Where things really become interesting is when Buffon decides to quantify these two types of truths, which are not absolutely certain, by assigning a numerical probability to them — indeed, this is were probability theory comes in. Geometric certainties have absolute probability (l’évidence n’est pas susceptible de mesure), being immune to any kind of doubt. But Buffon says that physical certainties are not absolute, rather they are those which have a probability comparable to that of the sun rising tomorrow (puisque le Soleil s’est toujours levé, il est dès-lors physiquement certain qu’il se lèvera demain). The latter, he estimates rather curiously, by (implicitly) assigning the probability 1/2 to each event “the sun rises” on any given day, and assuming that those events are independent. Since, he says, the sun has risen every day for about 6000 years (!), the probability of the negation of a physically certain event is about

$latex 2^{-6000\cdot 365+1}=2^{-2189999},$

and hence it is zero for any practical purpose. (It’s not clear what Buffon really thinks of this estimate of the age of the earth; he remarks that 2000 more years would not change anything to the qualitative feature of this bound, but doesn’t go further).

Now for moral certainties, things are much more interesting. Buffon states that he considers that a good estimate for the probability of the negation of a “morally certain” event is the probability p that a person, aged 56 years old and in good health, will die within the next twenty four hours. He argues that this is a correct value because people typically dismiss this probability by going about on their normal activities every day. So, he says, if some other event has probability less than p, it can be considered to be morally impossible, and therefore should be dismissed from consideration in any practical matter. (Or comme tout homme de cet âge, où la raison a acquis toute sa maturité, & l’expérience toute sa force, n’a néanmoins nulle crainte de la mort dans les vingt-quatre heures … j’en conclus que toute probabilité égale ou plus petite, doit être regardée comme nulle…)

Then Buffon goes about finding a value for p. For this, he has very detailed and scrupulous mortality tables and statistics (about 350 pages at the end of this volume, in fact), and from this he concludes that p is of size roughly 1/10189 (which he rounds up to 1/10000; note that “homme” means “person” in his discussion, since the mortality tables he uses do not distinguish between men and women). There is then an interesting footnote (click on the image below to see it on the right-hand page), where he informs the reader of the comments of Daniel Bernoulli on this matter: Bernoulli is said to have approved of the principle, but objected that the correct value should be 1/100000 instead, because one should take into account that sick people are included in the statistics, and are likely to be much more afraid of dying on a given day.

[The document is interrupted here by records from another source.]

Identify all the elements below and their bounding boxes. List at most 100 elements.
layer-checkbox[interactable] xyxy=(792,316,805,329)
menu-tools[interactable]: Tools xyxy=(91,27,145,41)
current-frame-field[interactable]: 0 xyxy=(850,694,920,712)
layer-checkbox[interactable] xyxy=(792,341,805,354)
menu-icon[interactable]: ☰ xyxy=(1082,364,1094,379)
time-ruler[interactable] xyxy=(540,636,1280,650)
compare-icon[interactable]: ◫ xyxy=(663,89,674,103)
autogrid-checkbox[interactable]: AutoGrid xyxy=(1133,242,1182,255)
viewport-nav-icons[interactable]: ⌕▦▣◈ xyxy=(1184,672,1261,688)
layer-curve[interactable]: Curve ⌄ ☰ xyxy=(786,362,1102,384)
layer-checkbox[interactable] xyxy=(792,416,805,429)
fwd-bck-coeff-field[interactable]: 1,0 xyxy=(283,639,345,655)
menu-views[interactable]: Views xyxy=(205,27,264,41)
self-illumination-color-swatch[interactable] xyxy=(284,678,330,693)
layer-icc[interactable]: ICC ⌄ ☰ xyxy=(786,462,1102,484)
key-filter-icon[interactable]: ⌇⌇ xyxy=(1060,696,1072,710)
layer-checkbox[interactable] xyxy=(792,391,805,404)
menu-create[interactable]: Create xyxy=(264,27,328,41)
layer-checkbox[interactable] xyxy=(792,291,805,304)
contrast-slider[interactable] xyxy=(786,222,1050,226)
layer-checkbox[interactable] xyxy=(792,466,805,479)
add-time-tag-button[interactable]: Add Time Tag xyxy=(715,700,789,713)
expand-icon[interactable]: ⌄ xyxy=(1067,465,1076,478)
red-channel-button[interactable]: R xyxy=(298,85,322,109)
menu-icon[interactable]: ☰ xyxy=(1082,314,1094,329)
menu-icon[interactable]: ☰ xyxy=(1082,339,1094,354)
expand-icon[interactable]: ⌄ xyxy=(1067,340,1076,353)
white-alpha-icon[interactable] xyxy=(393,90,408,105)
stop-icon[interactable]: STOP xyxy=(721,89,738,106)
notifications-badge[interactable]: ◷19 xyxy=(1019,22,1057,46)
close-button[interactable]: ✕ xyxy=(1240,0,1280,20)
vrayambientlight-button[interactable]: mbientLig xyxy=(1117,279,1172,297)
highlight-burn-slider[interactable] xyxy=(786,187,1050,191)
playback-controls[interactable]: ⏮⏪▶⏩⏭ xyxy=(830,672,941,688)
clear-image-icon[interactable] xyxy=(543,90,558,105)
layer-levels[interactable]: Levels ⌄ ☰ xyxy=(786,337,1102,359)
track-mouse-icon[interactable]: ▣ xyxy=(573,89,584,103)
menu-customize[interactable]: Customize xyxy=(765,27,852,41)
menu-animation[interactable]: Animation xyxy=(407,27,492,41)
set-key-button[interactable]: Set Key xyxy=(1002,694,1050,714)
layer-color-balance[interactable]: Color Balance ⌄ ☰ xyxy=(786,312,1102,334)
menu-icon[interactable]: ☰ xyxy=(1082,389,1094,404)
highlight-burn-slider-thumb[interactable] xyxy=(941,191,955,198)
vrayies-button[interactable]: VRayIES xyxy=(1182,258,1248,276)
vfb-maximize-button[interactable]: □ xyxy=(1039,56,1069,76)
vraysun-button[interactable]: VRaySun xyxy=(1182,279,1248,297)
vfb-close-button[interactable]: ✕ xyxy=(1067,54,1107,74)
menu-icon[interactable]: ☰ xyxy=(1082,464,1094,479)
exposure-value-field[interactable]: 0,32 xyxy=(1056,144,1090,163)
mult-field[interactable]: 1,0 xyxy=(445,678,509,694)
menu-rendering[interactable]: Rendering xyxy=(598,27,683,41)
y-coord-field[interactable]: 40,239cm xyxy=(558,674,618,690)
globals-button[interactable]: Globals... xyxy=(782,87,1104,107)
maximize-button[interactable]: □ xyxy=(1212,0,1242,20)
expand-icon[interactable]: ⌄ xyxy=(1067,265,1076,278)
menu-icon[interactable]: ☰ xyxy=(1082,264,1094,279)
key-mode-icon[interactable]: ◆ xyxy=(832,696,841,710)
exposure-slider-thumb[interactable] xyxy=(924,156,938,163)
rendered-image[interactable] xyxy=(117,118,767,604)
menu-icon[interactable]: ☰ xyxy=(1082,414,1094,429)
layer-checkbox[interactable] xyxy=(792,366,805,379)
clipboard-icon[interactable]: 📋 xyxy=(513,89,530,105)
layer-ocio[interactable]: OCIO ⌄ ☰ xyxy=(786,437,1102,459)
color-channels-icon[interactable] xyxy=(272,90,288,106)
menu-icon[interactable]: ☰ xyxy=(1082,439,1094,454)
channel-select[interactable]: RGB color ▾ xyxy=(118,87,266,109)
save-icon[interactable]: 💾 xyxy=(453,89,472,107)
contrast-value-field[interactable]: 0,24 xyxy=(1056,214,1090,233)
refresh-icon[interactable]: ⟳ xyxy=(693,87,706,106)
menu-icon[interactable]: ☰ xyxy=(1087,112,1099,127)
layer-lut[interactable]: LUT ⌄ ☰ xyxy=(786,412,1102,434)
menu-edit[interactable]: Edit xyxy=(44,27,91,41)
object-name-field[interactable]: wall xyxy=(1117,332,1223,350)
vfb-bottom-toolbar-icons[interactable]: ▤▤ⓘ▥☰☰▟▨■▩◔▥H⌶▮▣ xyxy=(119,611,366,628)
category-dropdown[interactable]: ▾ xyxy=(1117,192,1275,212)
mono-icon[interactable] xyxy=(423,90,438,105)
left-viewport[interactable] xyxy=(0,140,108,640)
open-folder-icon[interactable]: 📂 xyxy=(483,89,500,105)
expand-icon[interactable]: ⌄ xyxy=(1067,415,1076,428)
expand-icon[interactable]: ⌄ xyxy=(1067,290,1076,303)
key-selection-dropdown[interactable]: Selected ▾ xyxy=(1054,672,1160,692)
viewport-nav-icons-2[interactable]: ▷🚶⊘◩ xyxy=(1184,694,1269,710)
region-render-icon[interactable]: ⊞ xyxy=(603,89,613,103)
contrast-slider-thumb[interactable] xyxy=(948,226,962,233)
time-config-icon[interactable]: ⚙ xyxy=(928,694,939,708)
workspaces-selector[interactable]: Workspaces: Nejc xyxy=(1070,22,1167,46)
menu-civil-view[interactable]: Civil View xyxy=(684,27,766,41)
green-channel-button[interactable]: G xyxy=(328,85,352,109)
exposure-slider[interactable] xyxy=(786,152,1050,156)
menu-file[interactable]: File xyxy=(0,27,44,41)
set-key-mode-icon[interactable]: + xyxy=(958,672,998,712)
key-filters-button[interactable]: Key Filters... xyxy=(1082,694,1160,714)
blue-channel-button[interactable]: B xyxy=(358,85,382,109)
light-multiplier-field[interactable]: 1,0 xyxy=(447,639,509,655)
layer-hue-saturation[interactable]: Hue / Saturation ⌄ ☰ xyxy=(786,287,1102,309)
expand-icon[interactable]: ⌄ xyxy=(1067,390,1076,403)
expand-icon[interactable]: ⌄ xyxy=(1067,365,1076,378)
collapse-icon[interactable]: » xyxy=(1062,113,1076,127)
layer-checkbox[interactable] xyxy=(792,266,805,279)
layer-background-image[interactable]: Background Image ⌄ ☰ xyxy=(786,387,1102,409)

Extract of the “Essai d’arithmetique morale”

After establishing this value of p, more developments follow of how knowing this could (or should) affect people’s actions, and in particular a long discussion involving gambling, which is mathematically rather weird — so I’ll discuss it in the next post… (Readers may also, of course, still be wondering what the needle has to do with any of this…)

(Note: The tables at the end make for melancholy reading; Buffon observes that

One fourth of the human race perishes, so to say, before having seen the light, since about a quarter dies within the first eleven months of life… A third perishes, before the age of twenty three months, that is to say, before having had the use of their limbs, and of most of their other organs…

There is no indication that he thinks these numbers to be anything but “moral certainties” (he calls them vérités) — facts of life, that will not change during the course of humanity’s existence on Earth.)